What Einstein did in Another Nice Mess was to intercut footage of the real Laurel and Hardy from their later, sadder vehicles (Air Raid Wardens and Nothing But Trouble) into his political comedy. And then he inserted scenes with Rich Little playing “the real Nixon” watching the film in a screening room. Little’s impression of Oliver Hardy is pretty meager, but his Nixon just wears you down (and is a pale echo of the great take on Tricky Dick offered by the wonderfully cartoonlike David Frye).

So what we’ve got in this film is another feature from the turn of the Seventies in which the characters “interact” with footage from Hollywood’s Golden Age. The most famous example of this phenomenon is definitely Myra Breckenridge (1970) — which includes L&H footage — while the best example of it is without a doubt Harry Hurwitz’s The Projectionist (1971), in which L&H are also referenced, because star Chuck McCann does a really wonderful impression of Ollie.

In watching this amazing misfire, I was reminded of another cosmically awful Blake Edwards’ film, Son of the Pink Panther (1993). There Edwards keeps cutting from a slapstick scene set in a hospital to a television showing a much funnier hospital scene from the Marx Bros’ Day at the Races. As you watch the scene, ALL you want to see is the Marx sequence.

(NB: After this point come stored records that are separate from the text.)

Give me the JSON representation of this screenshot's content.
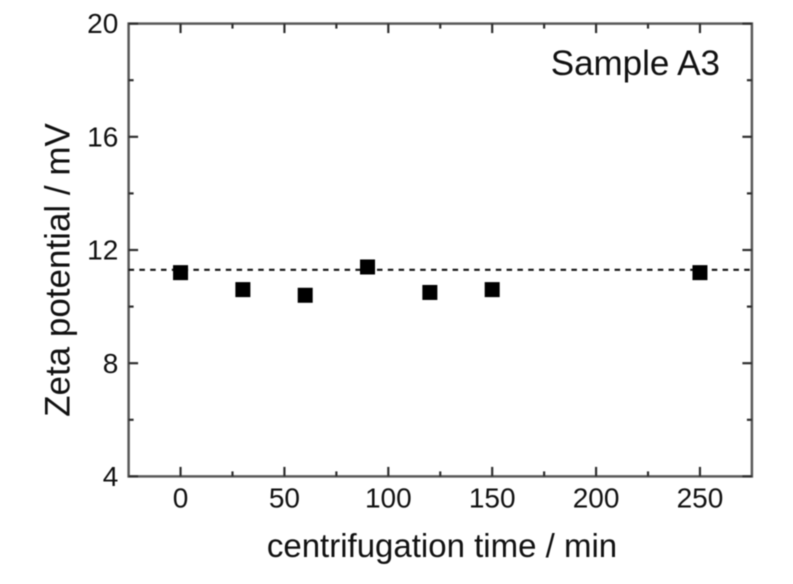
{
  "chart_data": {
    "type": "scatter",
    "title": "",
    "xlabel": "centrifugation time / min",
    "ylabel": "Zeta potential / mV",
    "annotation": "Sample A3",
    "series": [
      {
        "name": "Sample A3 zeta potential",
        "x": [
          0,
          30,
          60,
          90,
          120,
          150,
          250
        ],
        "y": [
          11.2,
          10.6,
          10.4,
          11.4,
          10.5,
          10.6,
          11.2
        ],
        "marker": "filled-square",
        "marker_color": "#000000"
      }
    ],
    "reference_line": {
      "y": 11.3,
      "style": "dashed",
      "color": "#141414"
    },
    "xlim": [
      -25,
      275
    ],
    "ylim": [
      4,
      20
    ],
    "x_major_ticks": [
      0,
      50,
      100,
      150,
      200,
      250
    ],
    "x_minor_ticks": [
      25,
      75,
      125,
      175,
      225
    ],
    "y_major_ticks": [
      4,
      8,
      12,
      16,
      20
    ],
    "y_minor_ticks": [
      6,
      10,
      14,
      18
    ],
    "x_tick_labels": [
      "0",
      "50",
      "100",
      "150",
      "200",
      "250"
    ],
    "y_tick_labels": [
      "4",
      "8",
      "12",
      "16",
      "20"
    ],
    "grid": false,
    "legend": false,
    "frame": "box-with-inward-ticks",
    "frame_color": "#595959",
    "tick_color": "#2f2f2f",
    "text_color": "#111111",
    "background_color": "#ffffff"
  }
}
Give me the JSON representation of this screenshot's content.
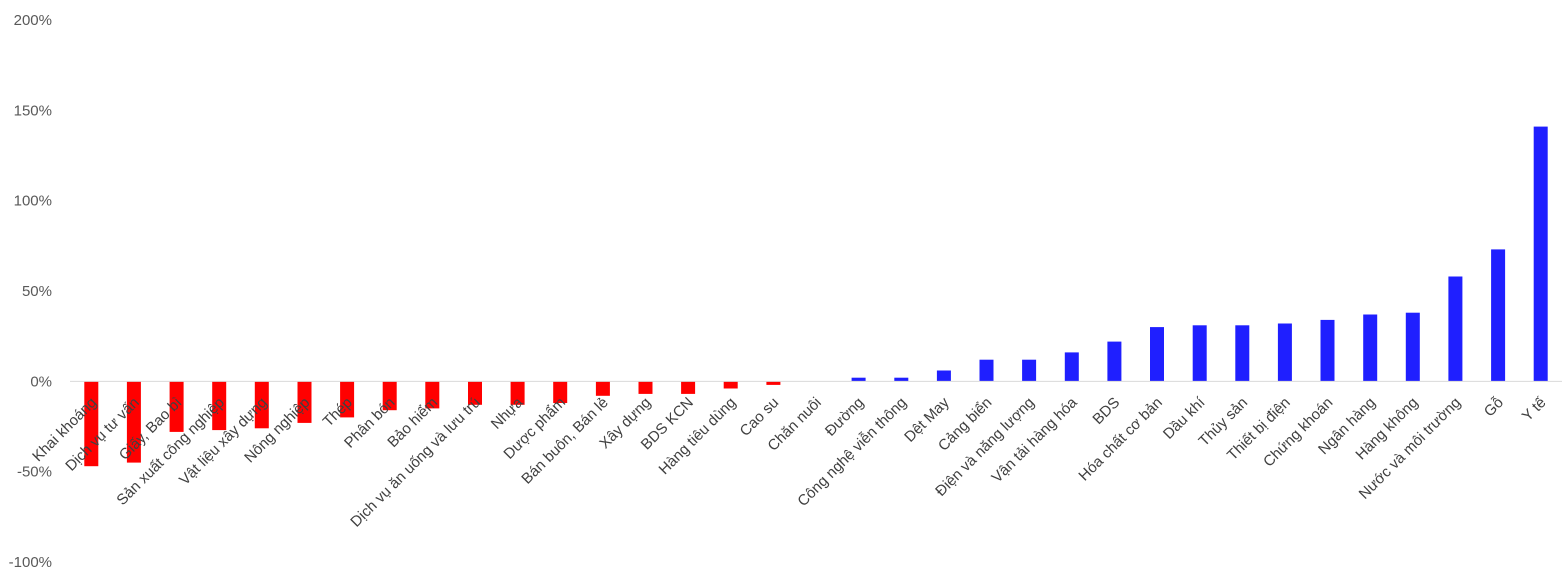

Here, Einstein has the real L&H reacting to “Richie” and “Spiro,” and the results are even sadder and more misguided than Edwards’ blunder, since Einstein is reminding us of the older incarnation of “the Boys,” while attempting to use them to brighten up a comedy that can’t be improved.


Perhaps the surest sign that all involved were at a very low ebb humor-wise is the fact that a mock television commercial included later in the film (as “Richie” and “Spiro” get high on pot) is terrible and not even a good “sign of the times” (the best example of mock commercials from that same era can be found in Robert Downey Sr.’s terrific Putney Swope).

To add insult to injury, Einstein uses contemporary footage of a real anti-war protest outside the White House to no good effect — if the film was indeed intended to mock the fuck out of Nixon, the footage could’ve easily been used to deride Nixon’s policies. Instead, the picture is a PG-rated farce that has no bite and not a dram of truly satirical intent.

As a point of trivia, it should be noted that Steve Martin (who began his TV comedy writing career working for the Smothers) makes his movie debut in a very small role as “a hippy” (around the 36:00 mark).

The best thing one can hope for watching this picture is that all involved were heavily stoned at the time they made it. That way, at least someone had some fun. History buffs, take note of this movie; comedy fans, get ready to fast forward….


Thanks to Steve Stoliar, author of Raised Eyebrows, for noting that this sucker had come “above ground” on the Net. Steve had the wonderful experience of seeing the film in a theater with a friend who kept complaining that it was the worst film he'd ever seen. The lights came up... and they saw the film's star, Rich Little, sitting right in front of them.